Australia Whistleblower Loses Job After Speaking Out On Refugee Camps (G.)

The trauma specialist who condemned the treatment of asylum seekers and refugees in Australia’s offshore detention regime as the worst “atrocity” he has seen has had his contract to work on Nauru terminated. Psychologist Paul Stevenson, whom the Australian government awarded an Order of Australia for his work counselling victims of the Bali bombings, had undertaken 14 deployments to Nauru and to Manus Island in Papua New Guinea. He was due to return to Nauru on Thursday. But after he spoke publicly to the Guardian about his experiences working within Australia’s offshore detention regime – describing conditions in the camps as “demoralising … and desperate” – he was told his contract had been summarily cancelled.
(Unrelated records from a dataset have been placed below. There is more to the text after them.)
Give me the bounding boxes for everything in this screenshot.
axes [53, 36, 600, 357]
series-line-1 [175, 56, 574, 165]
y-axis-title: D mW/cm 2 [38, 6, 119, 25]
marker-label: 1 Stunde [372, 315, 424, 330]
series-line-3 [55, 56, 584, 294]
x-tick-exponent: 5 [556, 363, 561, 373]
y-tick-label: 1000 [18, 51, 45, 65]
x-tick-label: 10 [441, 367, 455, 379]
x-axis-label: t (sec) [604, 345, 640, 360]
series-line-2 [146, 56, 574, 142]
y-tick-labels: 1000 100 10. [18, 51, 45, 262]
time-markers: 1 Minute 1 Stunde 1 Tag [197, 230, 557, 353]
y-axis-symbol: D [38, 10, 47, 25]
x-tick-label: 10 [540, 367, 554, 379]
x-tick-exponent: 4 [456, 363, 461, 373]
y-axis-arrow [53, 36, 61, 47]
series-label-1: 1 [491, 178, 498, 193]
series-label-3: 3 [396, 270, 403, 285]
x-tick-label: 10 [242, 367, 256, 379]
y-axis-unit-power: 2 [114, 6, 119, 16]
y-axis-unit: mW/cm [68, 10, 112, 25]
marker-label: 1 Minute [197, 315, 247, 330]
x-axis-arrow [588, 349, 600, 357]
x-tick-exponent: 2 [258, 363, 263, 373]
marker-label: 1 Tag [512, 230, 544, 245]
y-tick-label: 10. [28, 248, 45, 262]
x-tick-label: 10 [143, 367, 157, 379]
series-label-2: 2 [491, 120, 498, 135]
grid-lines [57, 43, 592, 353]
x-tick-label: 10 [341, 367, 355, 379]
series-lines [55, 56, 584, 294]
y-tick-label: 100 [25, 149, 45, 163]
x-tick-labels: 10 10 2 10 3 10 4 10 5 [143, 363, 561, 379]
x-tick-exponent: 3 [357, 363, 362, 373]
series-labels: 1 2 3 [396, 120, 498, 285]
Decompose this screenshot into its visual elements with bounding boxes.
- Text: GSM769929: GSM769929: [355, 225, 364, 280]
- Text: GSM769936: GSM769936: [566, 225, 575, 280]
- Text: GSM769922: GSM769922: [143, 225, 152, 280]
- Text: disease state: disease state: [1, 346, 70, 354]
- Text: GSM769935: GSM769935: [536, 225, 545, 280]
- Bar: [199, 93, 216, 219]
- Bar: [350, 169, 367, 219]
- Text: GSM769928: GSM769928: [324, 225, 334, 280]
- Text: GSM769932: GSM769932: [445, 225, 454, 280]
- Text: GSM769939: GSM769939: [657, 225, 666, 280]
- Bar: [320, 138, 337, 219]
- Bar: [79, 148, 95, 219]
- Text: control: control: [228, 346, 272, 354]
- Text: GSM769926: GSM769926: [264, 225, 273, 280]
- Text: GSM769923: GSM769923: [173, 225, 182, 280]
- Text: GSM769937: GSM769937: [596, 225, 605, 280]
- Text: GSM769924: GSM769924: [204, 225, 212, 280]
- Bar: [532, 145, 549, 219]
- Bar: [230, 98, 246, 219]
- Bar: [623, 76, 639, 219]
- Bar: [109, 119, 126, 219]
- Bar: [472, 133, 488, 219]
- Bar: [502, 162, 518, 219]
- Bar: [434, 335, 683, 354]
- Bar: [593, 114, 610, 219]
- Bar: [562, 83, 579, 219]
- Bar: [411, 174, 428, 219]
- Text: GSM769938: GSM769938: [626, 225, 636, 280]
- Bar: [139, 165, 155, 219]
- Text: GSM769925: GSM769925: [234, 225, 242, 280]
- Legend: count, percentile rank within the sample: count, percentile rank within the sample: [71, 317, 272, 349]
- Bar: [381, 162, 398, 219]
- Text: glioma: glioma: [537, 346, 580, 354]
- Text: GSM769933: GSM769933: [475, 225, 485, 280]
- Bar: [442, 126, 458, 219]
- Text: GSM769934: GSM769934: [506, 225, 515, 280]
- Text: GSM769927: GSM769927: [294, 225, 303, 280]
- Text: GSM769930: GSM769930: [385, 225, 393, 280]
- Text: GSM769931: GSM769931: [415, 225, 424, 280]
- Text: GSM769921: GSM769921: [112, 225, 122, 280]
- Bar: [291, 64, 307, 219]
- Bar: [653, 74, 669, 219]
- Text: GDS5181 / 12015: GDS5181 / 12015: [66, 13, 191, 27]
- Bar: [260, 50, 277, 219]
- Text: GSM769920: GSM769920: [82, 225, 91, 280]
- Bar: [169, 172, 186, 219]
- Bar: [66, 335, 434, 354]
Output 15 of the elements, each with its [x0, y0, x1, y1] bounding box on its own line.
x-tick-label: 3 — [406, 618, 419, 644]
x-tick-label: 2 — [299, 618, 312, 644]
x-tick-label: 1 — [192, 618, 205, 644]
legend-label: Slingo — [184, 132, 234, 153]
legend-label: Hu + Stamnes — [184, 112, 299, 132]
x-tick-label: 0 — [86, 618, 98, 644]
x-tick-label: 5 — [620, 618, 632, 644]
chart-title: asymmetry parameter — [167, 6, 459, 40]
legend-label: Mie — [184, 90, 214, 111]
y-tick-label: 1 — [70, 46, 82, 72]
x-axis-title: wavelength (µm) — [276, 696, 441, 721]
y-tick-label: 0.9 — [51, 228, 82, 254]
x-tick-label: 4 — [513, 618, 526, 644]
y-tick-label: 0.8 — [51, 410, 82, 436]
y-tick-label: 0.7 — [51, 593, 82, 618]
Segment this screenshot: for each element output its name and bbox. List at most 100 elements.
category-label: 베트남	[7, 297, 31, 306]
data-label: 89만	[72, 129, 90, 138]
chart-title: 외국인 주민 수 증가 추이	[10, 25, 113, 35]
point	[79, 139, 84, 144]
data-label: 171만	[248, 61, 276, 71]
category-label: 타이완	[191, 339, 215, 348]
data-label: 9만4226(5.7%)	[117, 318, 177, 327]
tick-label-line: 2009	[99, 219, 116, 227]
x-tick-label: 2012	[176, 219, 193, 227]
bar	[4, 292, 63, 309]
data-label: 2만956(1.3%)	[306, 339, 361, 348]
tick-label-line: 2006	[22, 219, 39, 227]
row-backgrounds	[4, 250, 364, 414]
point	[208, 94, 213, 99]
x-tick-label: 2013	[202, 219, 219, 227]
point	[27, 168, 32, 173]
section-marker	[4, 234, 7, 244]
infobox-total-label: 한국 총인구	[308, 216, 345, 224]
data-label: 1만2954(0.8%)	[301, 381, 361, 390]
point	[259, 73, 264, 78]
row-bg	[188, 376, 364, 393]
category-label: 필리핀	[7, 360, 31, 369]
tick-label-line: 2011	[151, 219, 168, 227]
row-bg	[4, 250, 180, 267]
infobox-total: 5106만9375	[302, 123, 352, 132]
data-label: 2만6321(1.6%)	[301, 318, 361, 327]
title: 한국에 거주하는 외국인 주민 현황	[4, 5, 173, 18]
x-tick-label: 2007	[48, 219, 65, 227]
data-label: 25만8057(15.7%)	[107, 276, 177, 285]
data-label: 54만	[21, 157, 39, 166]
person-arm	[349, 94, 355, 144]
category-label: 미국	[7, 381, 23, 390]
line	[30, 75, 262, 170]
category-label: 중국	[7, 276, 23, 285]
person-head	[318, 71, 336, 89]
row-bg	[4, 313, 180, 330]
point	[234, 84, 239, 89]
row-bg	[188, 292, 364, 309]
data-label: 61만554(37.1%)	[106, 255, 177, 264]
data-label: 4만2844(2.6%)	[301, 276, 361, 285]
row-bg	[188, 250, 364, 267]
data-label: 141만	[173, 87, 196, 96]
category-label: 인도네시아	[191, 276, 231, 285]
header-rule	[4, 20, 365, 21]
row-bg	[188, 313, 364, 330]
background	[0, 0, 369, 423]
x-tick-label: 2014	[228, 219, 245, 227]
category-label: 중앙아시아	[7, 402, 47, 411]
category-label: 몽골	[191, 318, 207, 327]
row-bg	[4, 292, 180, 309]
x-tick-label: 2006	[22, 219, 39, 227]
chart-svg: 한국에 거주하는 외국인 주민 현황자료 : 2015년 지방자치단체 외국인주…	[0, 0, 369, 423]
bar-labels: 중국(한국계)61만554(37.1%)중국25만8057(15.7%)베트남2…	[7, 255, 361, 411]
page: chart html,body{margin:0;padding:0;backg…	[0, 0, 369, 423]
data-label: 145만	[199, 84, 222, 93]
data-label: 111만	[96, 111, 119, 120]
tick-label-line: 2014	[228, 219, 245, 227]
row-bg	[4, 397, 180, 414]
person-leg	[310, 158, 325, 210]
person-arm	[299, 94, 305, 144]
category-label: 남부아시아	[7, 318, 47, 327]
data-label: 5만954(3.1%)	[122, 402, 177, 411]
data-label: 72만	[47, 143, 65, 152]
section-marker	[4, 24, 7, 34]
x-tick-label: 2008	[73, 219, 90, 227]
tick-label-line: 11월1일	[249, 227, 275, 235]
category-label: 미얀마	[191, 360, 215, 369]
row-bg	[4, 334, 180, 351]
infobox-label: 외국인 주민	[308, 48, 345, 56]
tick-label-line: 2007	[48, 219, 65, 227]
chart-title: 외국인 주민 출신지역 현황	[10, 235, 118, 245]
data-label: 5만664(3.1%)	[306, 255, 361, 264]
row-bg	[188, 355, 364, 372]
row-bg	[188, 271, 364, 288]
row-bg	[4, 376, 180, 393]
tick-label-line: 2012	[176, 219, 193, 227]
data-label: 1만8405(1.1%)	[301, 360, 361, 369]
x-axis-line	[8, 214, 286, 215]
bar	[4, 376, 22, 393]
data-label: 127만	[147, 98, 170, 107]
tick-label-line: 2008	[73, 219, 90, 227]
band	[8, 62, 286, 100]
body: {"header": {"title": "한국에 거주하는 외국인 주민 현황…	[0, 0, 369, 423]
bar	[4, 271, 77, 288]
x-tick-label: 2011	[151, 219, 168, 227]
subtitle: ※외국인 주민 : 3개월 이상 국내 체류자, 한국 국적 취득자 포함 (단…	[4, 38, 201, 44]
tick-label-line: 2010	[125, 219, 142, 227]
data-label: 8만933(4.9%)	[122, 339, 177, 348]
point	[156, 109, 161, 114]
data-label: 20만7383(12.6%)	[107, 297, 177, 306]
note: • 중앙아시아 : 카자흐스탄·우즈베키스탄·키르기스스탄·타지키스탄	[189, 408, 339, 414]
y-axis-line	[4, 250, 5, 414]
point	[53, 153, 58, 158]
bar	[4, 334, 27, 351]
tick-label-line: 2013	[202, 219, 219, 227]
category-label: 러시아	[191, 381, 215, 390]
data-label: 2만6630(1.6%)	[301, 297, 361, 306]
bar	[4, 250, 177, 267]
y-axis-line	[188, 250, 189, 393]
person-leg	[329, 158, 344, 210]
PsyCare, the company through which he was employed to provide counselling to guards working in offshore detention, informed him by email his employment had been terminated. Stevenson said the news was not unexpected. “But the public needs to hear about the consequences people face for speaking out, and to understand the level they go to in minimising access.” [..] The Border Force Act gives the Australian government the power to jail, for up to two years, anybody employed by the department or its contractors who speaks publicly about conditions inside the offshore detention regime, including doctors advocating for better healthcare, or other workers exposing sexual and physical abuse of detainees.